Die heutige Oppositionsführerin habe in den 1990er Jahren auf 165 Millionen US-Dollar (heute gut 120 Millionen Euro) keine Abgaben gezahlt, teilte die Steuerbehörde in Kiew am Freitag mit. Timoschenko leitete damals ein Energieunternehmen. Die Partei der 50-Jährigen wies den Vorwurf zurück.

Die Anschuldigungen kämen einer “Hexenjagd“ gleich, sagte Timoschenkos Anwalt Sergej Wlassenko. Die Staatsanwaltschaft hatte die Ex-Regierungschefin, die eine siebenjährige Haftstrafe absitzt, am Vortag in der Zelle aufgesucht und offiziell über die Vorwürfe unterrichtet. Wlassenko nannte das Vorgehen der Justiz-Vertreter “ungeheuerlich“. Timoschenko habe gesundheitliche Probleme. Der Anwalt beantragte eine Untersuchung durch einen Amtsarzt.
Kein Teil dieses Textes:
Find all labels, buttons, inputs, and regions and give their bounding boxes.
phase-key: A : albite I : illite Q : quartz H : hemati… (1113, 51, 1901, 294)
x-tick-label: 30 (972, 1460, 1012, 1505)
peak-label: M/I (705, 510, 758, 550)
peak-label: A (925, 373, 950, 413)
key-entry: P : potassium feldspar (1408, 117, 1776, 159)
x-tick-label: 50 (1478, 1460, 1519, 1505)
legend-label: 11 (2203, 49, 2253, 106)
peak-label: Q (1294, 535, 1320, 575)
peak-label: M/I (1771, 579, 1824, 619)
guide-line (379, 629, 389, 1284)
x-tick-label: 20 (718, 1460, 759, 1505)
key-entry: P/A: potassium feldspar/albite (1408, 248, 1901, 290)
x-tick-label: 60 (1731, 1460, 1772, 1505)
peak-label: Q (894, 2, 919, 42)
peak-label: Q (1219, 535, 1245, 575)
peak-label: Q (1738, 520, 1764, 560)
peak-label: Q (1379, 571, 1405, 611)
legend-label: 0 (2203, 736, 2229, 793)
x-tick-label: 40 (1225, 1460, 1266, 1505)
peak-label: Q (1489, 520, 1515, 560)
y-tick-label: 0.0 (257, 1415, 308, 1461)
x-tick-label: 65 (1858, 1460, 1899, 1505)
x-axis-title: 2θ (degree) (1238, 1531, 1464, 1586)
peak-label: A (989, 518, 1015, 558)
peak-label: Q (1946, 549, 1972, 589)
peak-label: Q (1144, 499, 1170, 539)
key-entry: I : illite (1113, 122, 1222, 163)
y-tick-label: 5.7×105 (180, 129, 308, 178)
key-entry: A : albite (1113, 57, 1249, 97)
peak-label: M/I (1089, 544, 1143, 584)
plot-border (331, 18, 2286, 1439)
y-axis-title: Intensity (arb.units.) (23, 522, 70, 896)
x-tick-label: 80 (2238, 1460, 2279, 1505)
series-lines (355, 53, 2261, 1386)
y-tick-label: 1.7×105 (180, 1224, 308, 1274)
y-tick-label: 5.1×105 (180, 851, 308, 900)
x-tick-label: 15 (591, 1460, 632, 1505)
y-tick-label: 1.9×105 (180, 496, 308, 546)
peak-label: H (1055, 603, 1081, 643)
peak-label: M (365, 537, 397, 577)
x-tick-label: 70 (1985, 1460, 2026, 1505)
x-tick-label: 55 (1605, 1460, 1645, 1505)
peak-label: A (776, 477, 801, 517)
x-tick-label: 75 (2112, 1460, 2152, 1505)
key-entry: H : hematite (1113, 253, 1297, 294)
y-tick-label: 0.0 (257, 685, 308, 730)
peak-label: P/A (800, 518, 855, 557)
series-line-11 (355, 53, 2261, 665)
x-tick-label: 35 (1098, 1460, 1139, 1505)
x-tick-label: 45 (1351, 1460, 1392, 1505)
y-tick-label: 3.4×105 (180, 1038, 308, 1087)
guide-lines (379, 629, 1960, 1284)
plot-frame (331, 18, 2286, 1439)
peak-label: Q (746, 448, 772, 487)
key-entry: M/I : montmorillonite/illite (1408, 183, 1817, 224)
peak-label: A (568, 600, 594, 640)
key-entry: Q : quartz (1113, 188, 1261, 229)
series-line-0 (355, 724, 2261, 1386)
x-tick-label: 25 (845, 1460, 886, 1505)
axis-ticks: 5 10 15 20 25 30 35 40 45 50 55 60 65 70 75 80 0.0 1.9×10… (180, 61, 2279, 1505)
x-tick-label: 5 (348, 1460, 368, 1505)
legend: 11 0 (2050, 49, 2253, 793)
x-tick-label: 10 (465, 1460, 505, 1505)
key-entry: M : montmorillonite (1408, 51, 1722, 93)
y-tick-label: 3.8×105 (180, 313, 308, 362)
Timoschenko, die Anführerin der prowestlichen Orangenen Revolution von 2004, wirft Präsident Viktor Janukowitsch vor, die Opposition mit Prozessen politisch kaltstellen zu wollen. Die Verfahren belasten auch das Verhältnis zwischen der früheren Sowjetrepublik, der Europäischen Union und den USA. Medien zufolge sollen Janukowitsch und Bundespräsident Christian Wulff an diesem Dienstag am Rande einer Feier im polnischen Breslau (Wroclaw) Gespräche führen.